1
votes

I want to perform the K-means analysis where some of my variables should be considered more important than the others. I have found the kmeansw function, but after reading its help I am a bit confused:

Usage

kmeansW(x, centers, weight = rep(1,nrow(x)), iter.max = 10, nstart = 1) Arguments

x

A numeric vector, matrix or data frame.

centers

Either the number of clusters or a set of initial (distinct) cluster centres. If a number, a random set of (distinct) rows in x is chosen as the initial centres.

weight

weight of the elements of x. by default the same.

iter.max

The maximum number of iterations allowed.

nstart

If centers is a number, how many random sets should be chosen?

Do I understand it right that it weighs elements of data frame (rows) and not variables (columns)? If this is right, what other way would you recommend for this problem?

1
Why not just transpose your matrix?Konrad Rudolph
you can just duplicate as many times as needed the variables you want to increase weightagenis
The function should weight variables differently.
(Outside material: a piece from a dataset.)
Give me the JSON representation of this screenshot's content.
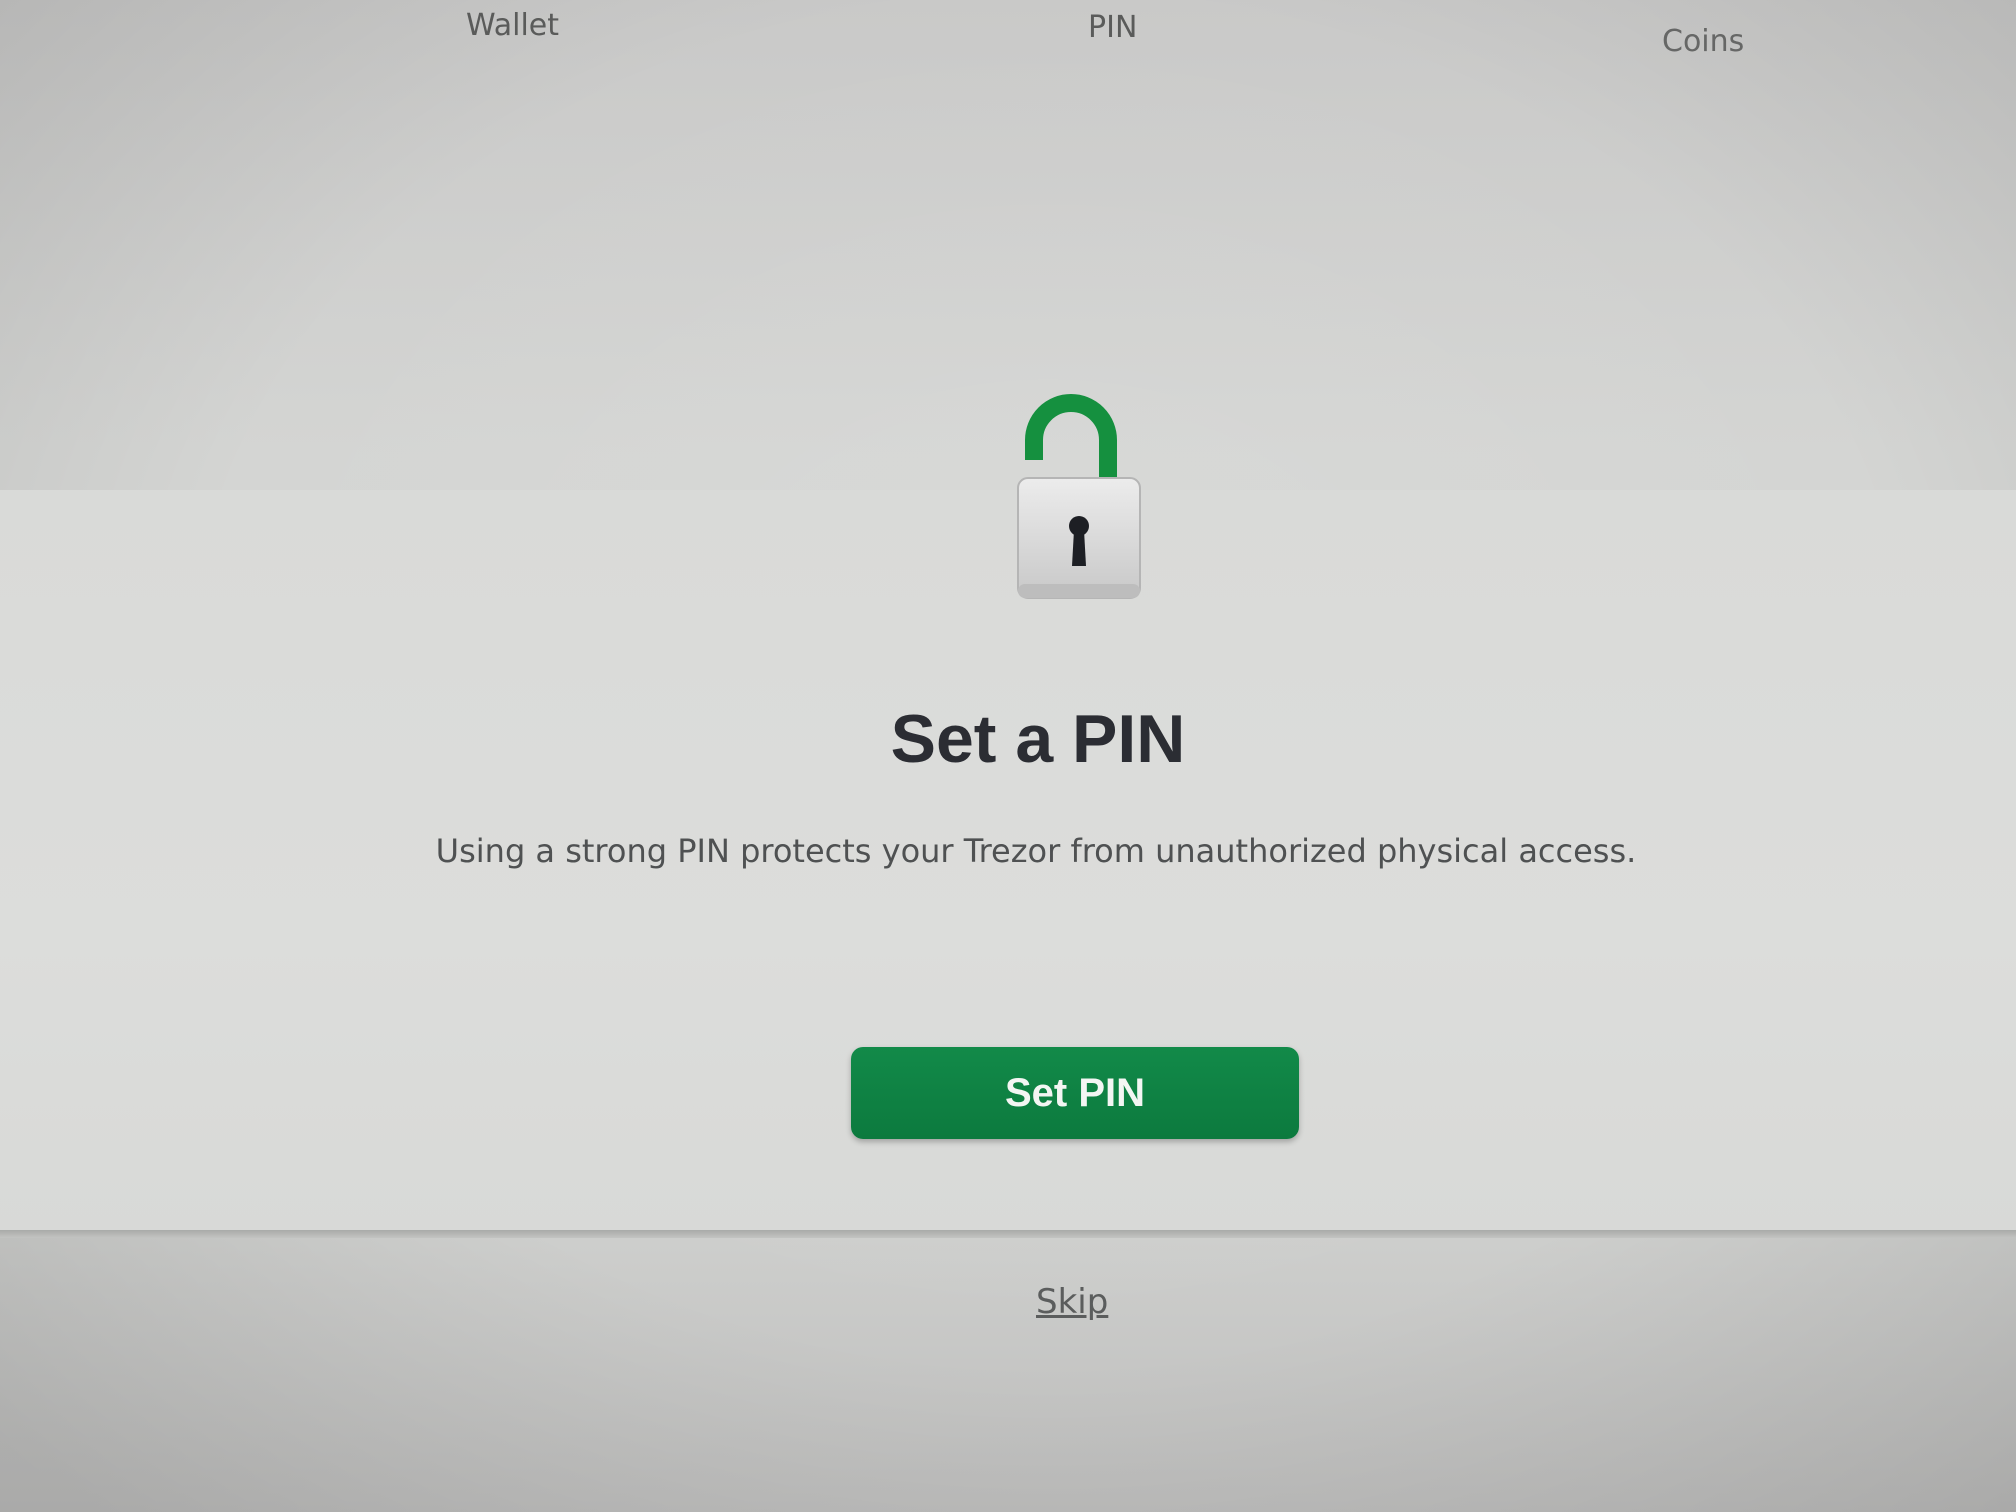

The k-means algorithm relies on euclidean distances between samples; the weighting should reflect how strong each variable value is considered when computing pairwise distances.PejoPhylo
@PrzeM, you should also be able to simply multiply each vector of interest by a constant number (corresponding to the weight). With this modified matrix, you can run a standard k-means algorithm.PejoPhylo
Professor who is supervising my project told me to multiply the scaled values by their weights, not weights' square root like I have proposed to him. I am just going to stick to his decision as I still have some other problems to solve and very little time left to complete it.PrzeM

1 Answers

0
votes

You can simply multiply your features by your desired weights "after scaling the data". This increases the euclidean distances of weighted features between your observations and consequently fulfills your requirement.